During the 2017-2018 school year I had begun my first superintendency and was in the midst of finishing my dissertation. While I don’t recommend taking on those two tasks at the same time, it turned out to be extremely helpful.
My dissertation topic was developing instructional leaders. I conducted a case study of a principal development program that we had implemented in the large suburban district where I had been the chief academic officer. As an educator, developing people is not just my passion, it is my purpose. And so when I stepped into the CAO role, I knew that a focus on developing instructional leaders was key. Taking that experience into my first superintendency was an important part of accomplishing the goals that the Board and I had set. Without the development of the administrative team, the building principals specifically, we could not have accomplished all that we did. Writing that dissertation kept me focused on the important work that I had to accomplish to develop my leadership team.

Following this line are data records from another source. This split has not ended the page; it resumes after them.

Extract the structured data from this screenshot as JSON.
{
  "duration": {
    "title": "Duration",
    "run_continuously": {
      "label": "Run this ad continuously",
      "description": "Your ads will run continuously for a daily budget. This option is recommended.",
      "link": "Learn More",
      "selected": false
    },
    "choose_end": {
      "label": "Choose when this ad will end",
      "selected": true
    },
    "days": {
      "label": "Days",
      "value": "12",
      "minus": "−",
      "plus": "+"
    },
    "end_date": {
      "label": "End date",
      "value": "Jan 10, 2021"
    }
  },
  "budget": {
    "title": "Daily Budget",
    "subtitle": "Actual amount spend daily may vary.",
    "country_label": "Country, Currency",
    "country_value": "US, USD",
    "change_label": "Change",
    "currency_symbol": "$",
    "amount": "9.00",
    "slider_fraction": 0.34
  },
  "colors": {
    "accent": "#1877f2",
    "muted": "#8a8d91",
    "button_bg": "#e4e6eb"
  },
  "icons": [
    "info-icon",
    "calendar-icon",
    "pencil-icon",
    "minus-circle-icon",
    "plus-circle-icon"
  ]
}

Today, I had the opportunity to hear from four educators who realize that the future of our students and our profession is in our hands. Specifically, those of us in leadership roles must develop the talent pipeline so that our students, our schools, our districts, and our communities can thrive. Dan Domenech (Executive Director of AASA), Sharon Contreras (Superintendent of Guilford County Schools, Greensboro, NC), Ellen Goldring, (Professor and Executive Associate Dean at Vanderbilt University), and Burke Royster (Superintendent of Greenville County Schools, Greenville, SC) highlighted the inequities of the assistant principal role that often female educators and educators of color face in moving from teacher to assistant principal and beyond. And then they shared specific and practical approaches that they are taking to develop future principals and district leaders.
These exceptional leaders understand and are taking action to make our schools and our leadership teams more inclusive and equitable. I applaud them for the extensive work that they are doing “appointing, supporting, and developing talent.” It’s a worthy cause that every district leader can embrace. It is at the heart of achieving student-centered, equitable education.